LOS ANGELES (KTLA) — Hundreds of parents and school workers are kicking off a week of rallies Tuesday in support of “Breakfast in the Classroom.”
It’s a federally-funded program that provides students with a healthy meal before their first lesson.
The program currently serves breakfast to nearly 200,000 students at 279 schools each day.
It was introduced this school year, with the goal of expanding it to all L.A. Unified School District schools in three years.
Supporters say that the program is necessary because over 553,000 students qualify for a free or reduced-priced breakfast.
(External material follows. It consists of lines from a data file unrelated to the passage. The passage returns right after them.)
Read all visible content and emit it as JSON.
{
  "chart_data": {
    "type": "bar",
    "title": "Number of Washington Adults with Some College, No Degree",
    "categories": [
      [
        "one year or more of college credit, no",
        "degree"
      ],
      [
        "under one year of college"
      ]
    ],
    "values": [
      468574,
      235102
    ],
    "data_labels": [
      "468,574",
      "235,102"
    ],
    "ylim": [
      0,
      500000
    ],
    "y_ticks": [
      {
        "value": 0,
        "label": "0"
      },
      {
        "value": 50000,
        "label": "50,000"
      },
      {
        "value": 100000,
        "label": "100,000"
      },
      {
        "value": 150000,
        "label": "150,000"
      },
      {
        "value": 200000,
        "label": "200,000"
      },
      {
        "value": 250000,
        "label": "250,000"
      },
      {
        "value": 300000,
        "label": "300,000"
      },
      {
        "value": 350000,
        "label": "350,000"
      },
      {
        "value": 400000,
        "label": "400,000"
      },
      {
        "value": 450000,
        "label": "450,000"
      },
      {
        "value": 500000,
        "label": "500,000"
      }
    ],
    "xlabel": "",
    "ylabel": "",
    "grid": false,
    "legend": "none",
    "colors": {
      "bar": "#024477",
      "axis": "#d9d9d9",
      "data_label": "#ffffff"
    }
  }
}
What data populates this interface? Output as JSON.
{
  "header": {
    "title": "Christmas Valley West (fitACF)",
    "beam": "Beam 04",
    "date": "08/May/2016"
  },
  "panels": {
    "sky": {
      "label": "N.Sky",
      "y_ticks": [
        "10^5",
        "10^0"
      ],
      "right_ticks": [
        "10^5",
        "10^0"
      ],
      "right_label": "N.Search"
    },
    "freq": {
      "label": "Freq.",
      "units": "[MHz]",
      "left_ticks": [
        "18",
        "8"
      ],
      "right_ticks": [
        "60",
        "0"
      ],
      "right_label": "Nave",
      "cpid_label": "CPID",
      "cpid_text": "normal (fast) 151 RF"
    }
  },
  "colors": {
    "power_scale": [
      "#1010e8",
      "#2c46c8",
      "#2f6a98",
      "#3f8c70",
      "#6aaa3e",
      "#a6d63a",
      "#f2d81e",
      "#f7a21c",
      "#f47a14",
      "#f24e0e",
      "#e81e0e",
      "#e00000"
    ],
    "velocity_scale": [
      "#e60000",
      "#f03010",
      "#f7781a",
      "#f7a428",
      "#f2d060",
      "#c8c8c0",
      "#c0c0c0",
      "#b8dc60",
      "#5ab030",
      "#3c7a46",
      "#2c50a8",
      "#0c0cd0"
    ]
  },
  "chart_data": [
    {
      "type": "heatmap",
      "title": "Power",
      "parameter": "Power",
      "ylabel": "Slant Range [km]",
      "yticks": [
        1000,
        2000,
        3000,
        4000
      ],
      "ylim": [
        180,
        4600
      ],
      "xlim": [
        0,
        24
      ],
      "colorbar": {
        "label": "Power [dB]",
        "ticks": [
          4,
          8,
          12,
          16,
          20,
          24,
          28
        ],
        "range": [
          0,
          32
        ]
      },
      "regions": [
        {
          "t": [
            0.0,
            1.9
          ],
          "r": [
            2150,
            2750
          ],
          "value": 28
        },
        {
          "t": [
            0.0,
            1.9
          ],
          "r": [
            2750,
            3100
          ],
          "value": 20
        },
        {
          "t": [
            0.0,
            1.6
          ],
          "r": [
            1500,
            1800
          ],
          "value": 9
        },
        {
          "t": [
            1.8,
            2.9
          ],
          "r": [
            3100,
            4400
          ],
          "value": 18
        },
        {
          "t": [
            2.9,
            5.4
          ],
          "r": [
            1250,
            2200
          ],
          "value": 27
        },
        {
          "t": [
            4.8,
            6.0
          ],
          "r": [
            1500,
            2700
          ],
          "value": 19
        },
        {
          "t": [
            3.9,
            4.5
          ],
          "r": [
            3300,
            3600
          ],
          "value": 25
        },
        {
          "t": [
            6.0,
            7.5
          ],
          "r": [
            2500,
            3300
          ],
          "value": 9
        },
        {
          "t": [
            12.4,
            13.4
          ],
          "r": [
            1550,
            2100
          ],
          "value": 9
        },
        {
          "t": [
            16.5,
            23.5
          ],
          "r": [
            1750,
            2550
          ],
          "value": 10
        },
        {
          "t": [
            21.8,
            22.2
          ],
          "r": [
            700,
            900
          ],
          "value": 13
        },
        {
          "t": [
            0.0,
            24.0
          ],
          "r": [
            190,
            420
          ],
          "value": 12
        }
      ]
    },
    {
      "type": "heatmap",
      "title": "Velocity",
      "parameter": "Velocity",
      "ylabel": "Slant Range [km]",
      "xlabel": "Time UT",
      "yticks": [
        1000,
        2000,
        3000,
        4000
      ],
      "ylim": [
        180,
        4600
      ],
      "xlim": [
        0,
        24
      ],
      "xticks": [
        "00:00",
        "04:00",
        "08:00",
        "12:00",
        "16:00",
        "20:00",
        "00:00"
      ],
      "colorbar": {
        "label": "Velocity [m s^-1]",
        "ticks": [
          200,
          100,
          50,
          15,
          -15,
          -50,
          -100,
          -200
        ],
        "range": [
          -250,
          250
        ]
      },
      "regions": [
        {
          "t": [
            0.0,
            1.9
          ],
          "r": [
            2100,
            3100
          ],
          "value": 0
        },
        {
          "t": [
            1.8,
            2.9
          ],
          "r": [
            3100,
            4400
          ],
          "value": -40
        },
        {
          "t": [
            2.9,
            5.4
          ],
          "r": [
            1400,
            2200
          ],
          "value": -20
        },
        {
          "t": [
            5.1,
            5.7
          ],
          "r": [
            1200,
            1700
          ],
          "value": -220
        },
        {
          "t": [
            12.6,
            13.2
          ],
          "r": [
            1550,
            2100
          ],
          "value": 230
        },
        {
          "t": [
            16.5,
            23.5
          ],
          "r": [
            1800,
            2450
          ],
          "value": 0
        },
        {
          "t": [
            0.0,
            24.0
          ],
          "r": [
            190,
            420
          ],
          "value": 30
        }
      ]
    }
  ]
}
However, only 29 percent of students participated in the traditional cafeteria breakfast program.
They also argue that the program has saved thousands of cafeteria worker jobs by making the district eligible for federal funds.
If it’s eliminated, they say, nearly 1,000 cafeteria jobs would be cut immediately.
But the United Teachers of Los Angeles has proved to be less than thrilled about the program. The union says eating in the classroom is messy and takes up valuable learning time.
Superintendent John Deasy has asked the LASUD School Board to reaffirm support for the program.
Deasy has been a vocal supporter of the program, saying children “have a fundamental right to a healthy meal prior to beginning their instructional day.”
He also says the program has brought financial benefits to the district, saving 832 food service positions in 2012-13.
According to Deasy, the program is expected to generate a net income of $6 million for the district this year, which goes into the general fund.
The board is set to vote on the future of Breakfast in the Classroom program on May 14.